A degree of scepticism is needed: from
https://edition.cnn.com/2022/11/28/opinions/billionaires-pledge-share-wealth-collins/index.html I read that with pledges to give away the majority of their wealth, we should...
"see declining billionaire fortunes. But on the 10th anniversary of the pledge in 2020, my colleagues at the Institute for Policy Studies and I found that the total net worth of the 62 living initial pledgers hadn’t diminished at all.
In fact, it had nearly doubled, when adjusted for inflation.
Part of the challenge is that billionaire wealth is simply rising so fast – US billionaires have seen their total wealth increase by $1.5 trillion since the beginning of the pandemic, according to an IPS analysis based on Forbes’ billionaire database. As our economy becomes ever more tilted toward the rich, even committed philanthropists are making money faster than they can give it away.
The increasingly top-heavy nature of today’s giving landscape – and the growing dominance of lightly regulated funds often controlled by donors themselves – is an even bigger problem.
While billionaires do of course still donate to charities,
grand philanthropic pledges are often fulfilled by dumping funds into family foundations or donor-advised funds (DAFs) that could exist in perpetuity. Some 30% of charitable donations now flow through intermediaries like these, outpacing direct donations to many traditional charities.
Billionaires may claim enormous tax deductions – not to mention starry-eyed headlines – for parking funds in these intermediaries. But
there’s little to no guarantee that money will ever make it to working charities. Foundations are only required to pay out 5% of their assets each year, and most dole out just slightly more than this minimum. DAFs face no annual payout requirement
at all. Lax reporting requirements make it difficult to assess their activity, but recent reports suggest that median DAF payouts are shockingly low.
What’s more, billionaire charity is our tax dollars at work.
For every dollar a billionaire gives to charity, we the taxpayers chip in up to 74 cents of that dollar in lost federal tax revenue as donors claim deductions in their income, estate and capital gains taxes, among others. That makes it even more outrageous that much of this money may never reach a real, on-the-ground charity".

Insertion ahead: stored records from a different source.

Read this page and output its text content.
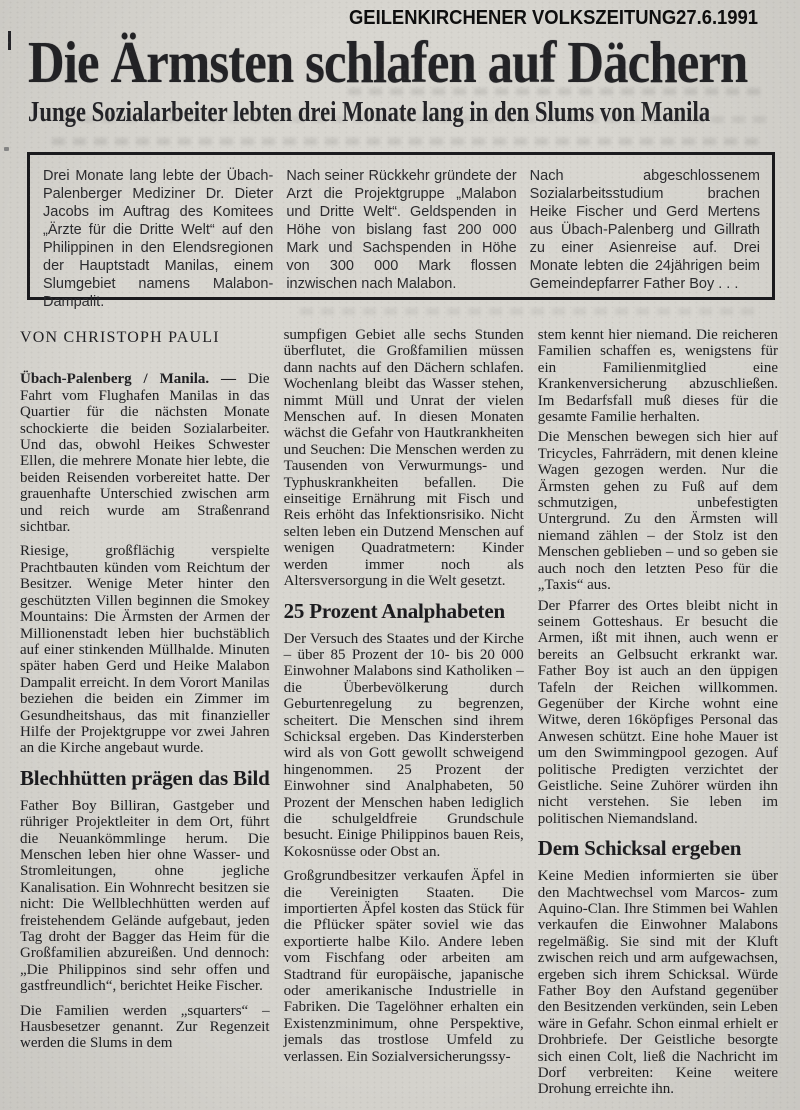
GEILENKIRCHENER VOLKSZEITUNG27.6.1991
Die Ärmsten schlafen auf Dächern
Junge Sozialarbeiter lebten drei Monate lang in den Slums von Manila

Drei Monate lang lebte der Übach-Palenberger Mediziner Dr. Dieter Jacobs im Auftrag des Komitees „Ärzte für die Dritte Welt“ auf den Philippinen in den Elendsregionen der Hauptstadt Manilas, einem Slumgebiet namens Malabon-Dampalit.

Nach seiner Rückkehr gründete der Arzt die Projektgruppe „Malabon und Dritte Welt“. Geldspenden in Höhe von bislang fast 200 000 Mark und Sachspenden in Höhe von 300 000 Mark flossen inzwischen nach Malabon.

Nach abgeschlossenem Sozialarbeitsstudium brachen Heike Fischer und Gerd Mertens aus Übach-Palenberg und Gillrath zu einer Asienreise auf. Drei Monate lebten die 24jährigen beim Gemeindepfarrer Father Boy . . .

VON CHRISTOPH PAULI

Übach-Palenberg / Manila. — Die Fahrt vom Flughafen Manilas in das Quartier für die nächsten Monate schockierte die beiden Sozialarbeiter. Und das, obwohl Heikes Schwester Ellen, die mehrere Monate hier lebte, die beiden Reisenden vorbereitet hatte. Der grauenhafte Unterschied zwischen arm und reich wurde am Straßenrand sichtbar.

Riesige, großflächig verspielte Prachtbauten künden vom Reichtum der Besitzer. Wenige Meter hinter den geschützten Villen beginnen die Smokey Mountains: Die Ärmsten der Armen der Millionenstadt leben hier buchstäblich auf einer stinkenden Müllhalde. Minuten später haben Gerd und Heike Malabon Dampalit erreicht. In dem Vorort Manilas beziehen die beiden ein Zimmer im Gesundheitshaus, das mit finanzieller Hilfe der Projektgruppe vor zwei Jahren an die Kirche angebaut wurde.

Blechhütten prägen das Bild

Father Boy Billiran, Gastgeber und rühriger Projektleiter in dem Ort, führt die Neuankömmlinge herum. Die Menschen leben hier ohne Wasser- und Stromleitungen, ohne jegliche Kanalisation. Ein Wohnrecht besitzen sie nicht: Die Wellblechhütten werden auf freistehendem Gelände aufgebaut, jeden Tag droht der Bagger das Heim für die Großfamilien abzureißen. Und dennoch: „Die Philippinos sind sehr offen und gastfreundlich“, berichtet Heike Fischer.

Die Familien werden „squarters“ – Hausbesetzer genannt. Zur Regenzeit werden die Slums in dem

sumpfigen Gebiet alle sechs Stunden überflutet, die Großfamilien müssen dann nachts auf den Dächern schlafen. Wochenlang bleibt das Wasser stehen, nimmt Müll und Unrat der vielen Menschen auf. In diesen Monaten wächst die Gefahr von Hautkrankheiten und Seuchen: Die Menschen werden zu Tausenden von Verwurmungs- und Typhuskrankheiten befallen. Die einseitige Ernährung mit Fisch und Reis erhöht das Infektionsrisiko. Nicht selten leben ein Dutzend Menschen auf wenigen Quadratmetern: Kinder werden immer noch als Altersversorgung in die Welt gesetzt.

25 Prozent Analphabeten

Der Versuch des Staates und der Kirche – über 85 Prozent der 10- bis 20 000 Einwohner Malabons sind Katholiken – die Überbevölkerung durch Geburtenregelung zu begrenzen, scheitert. Die Menschen sind ihrem Schicksal ergeben. Das Kindersterben wird als von Gott gewollt schweigend hingenommen. 25 Prozent der Einwohner sind Analphabeten, 50 Prozent der Menschen haben lediglich die schulgeldfreie Grundschule besucht. Einige Philippinos bauen Reis, Kokosnüsse oder Obst an.

Großgrundbesitzer verkaufen Äpfel in die Vereinigten Staaten. Die importierten Äpfel kosten das Stück für die Pflücker später soviel wie das exportierte halbe Kilo. Andere leben vom Fischfang oder arbeiten am Stadtrand für europäische, japanische oder amerikanische Industrielle in Fabriken. Die Tagelöhner erhalten ein Existenzminimum, ohne Perspektive, jemals das trostlose Umfeld zu verlassen. Ein Sozialversicherungssy-

stem kennt hier niemand. Die reicheren Familien schaffen es, wenigstens für ein Familienmitglied eine Krankenversicherung abzuschließen. Im Bedarfsfall muß dieses für die gesamte Familie herhalten.

Die Menschen bewegen sich hier auf Tricycles, Fahrrädern, mit denen kleine Wagen gezogen werden. Nur die Ärmsten gehen zu Fuß auf dem schmutzigen, unbefestigten Untergrund. Zu den Ärmsten will niemand zählen – der Stolz ist den Menschen geblieben – und so geben sie auch noch den letzten Peso für die „Taxis“ aus.

Der Pfarrer des Ortes bleibt nicht in seinem Gotteshaus. Er besucht die Armen, ißt mit ihnen, auch wenn er bereits an Gelbsucht erkrankt war. Father Boy ist auch an den üppigen Tafeln der Reichen willkommen. Gegenüber der Kirche wohnt eine Witwe, deren 16köpfiges Personal das Anwesen schützt. Eine hohe Mauer ist um den Swimmingpool gezogen. Auf politische Predigten verzichtet der Geistliche. Seine Zuhörer würden ihn nicht verstehen. Sie leben im politischen Niemandsland.

Dem Schicksal ergeben

Keine Medien informierten sie über den Machtwechsel vom Marcos- zum Aquino-Clan. Ihre Stimmen bei Wahlen verkaufen die Einwohner Malabons regelmäßig. Sie sind mit der Kluft zwischen reich und arm aufgewachsen, ergeben sich ihrem Schicksal. Würde Father Boy den Aufstand gegenüber den Besitzenden verkünden, sein Leben wäre in Gefahr. Schon einmal erhielt er Drohbriefe. Der Geistliche besorgte sich einen Colt, ließ die Nachricht im Dorf verbreiten: Keine weitere Drohung erreichte ihn.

For example, "the $5.7 billion of Tesla shares that
Elon Musk donated to an unnamed organization at the end of 2021 went to his own charitable arm" (from Forbes). Peter Thiel doesn't even bother to disguise his so-called charitable donations: "the Thiel Foundation, a nonprofit charity of billionaire Peter Thiel, gave millions of dollars to a fund that funneled money into hate groups and groups that spread COVID-19 denialism". I think Bill Gates, while he was a justified object of techy hatred for most of his life, is an honourable exception to the above. But still, the ideal behind government taxes is that the money will be distributed to causes that society at large has determined to be valuable, and voted for, rather than billionaires spaffing whatever they feel like, at their discretion, on their pet political and other projects.